As such, Reverend Wright's comments were not only wrong but divisive, divisive at a time when we need unity; racially charged at a time when we need to come together to solve a set of monumental problems – two wars, a terrorist threat, a falling economy, a chronic health care crisis and potentially devastating climate change; problems that are neither black or white or Latino or Asian, but rather problems that confront us all.

I wonder how much people will focus on the "while I sat in church" business – Obama has said he wasn't there for the stuff ABC has on video (most of which was taken after he was a DC-bound senator, I think), so the spelunking into sermon tapes will probably continue. At least it's more contrite than Mitt Romney's pandering "here, let me pivot and beat up atheists" speech.

UPDATE: Byron York is the de facto skeptic on the speech: "Obama concedes he has heard "controversial" remarks from Rev. Jeremiah Wright during services Obama attended, although Obama does not say what those remarks might have been." Agreed: If the press corps wants to know more about those remarks, they'll keep peppering him with questions about specific sermons. My limited experience with the Obama press corps suggests that they won't. They want to be tougher on him, and the "Obama, hope of his countrymen" story has run its course, but they are not interested in breaking down the doors of his church. Just as they eventually stopped asking Bill Clinton about Gennifer Flowers, they will pull back and start asking Obama about something else.

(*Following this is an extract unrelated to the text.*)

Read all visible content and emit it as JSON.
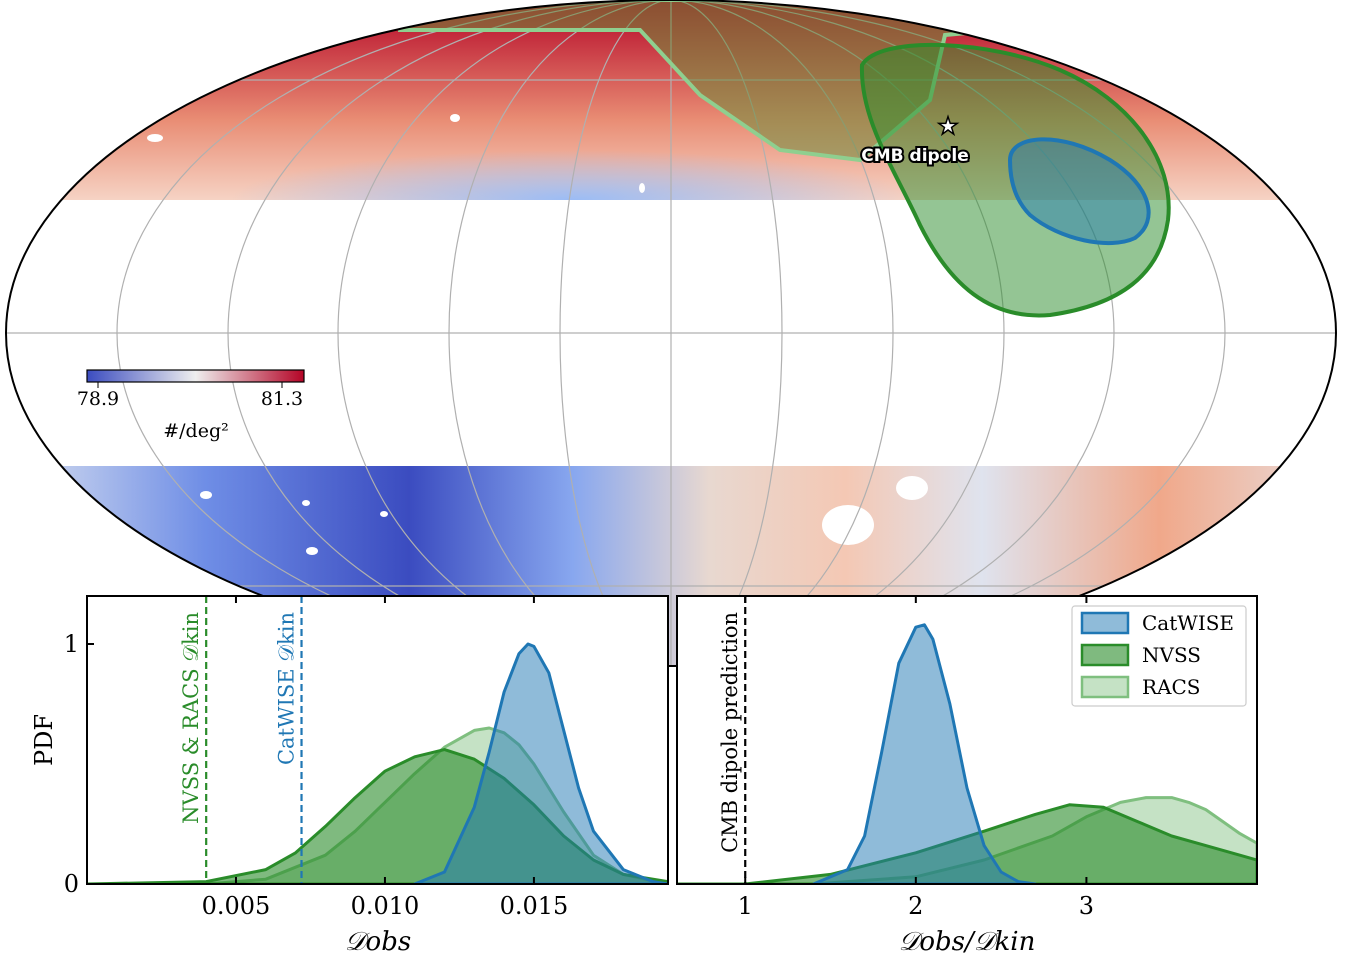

UPDATE: From Jonathan Martin:

Just as when Mitt Romney addressed another sensitive matter, religion, last December, I can pretty much anticipate the insta-reviews: great success.

Why?  

Because those assessments will come largely from elites, a niche that is uncomfortable with race and religion playing too prominent a role in campaigns and that looks kindly upon those candidates who seek to move us beyond the embarrasing bigotry of the past.

What actual voters think is a different story, of course.   

Just ask Romney. His speech, a month before the Iowa caucuses, won rave reviews from both mainstream commentators and other Christian Right elites.

Well, the elites understand white Democrats a hell of a lot better than they understand Christian conservatives. So I don't believe reaction to this will be as tone-deaf. But the political media wants Obama to succeed more than it wanted Romney to be the GOP nominee, so some of the difference will be muted. Also, I need to go back and look at the polls, but I'm not sure that a majority of GOP voters were aware that Romney was a Mormon: Certainly the number who did surged after the speech. Obama has been winning primaries when every voter knows he's black and a certain minority (around 10 perent) think he's a Muslim. But they saw him as a "good" black candidate, one with nothing in common with the Al Sharptons and Louis Farrakhans they reel from, and this controversy was changing that.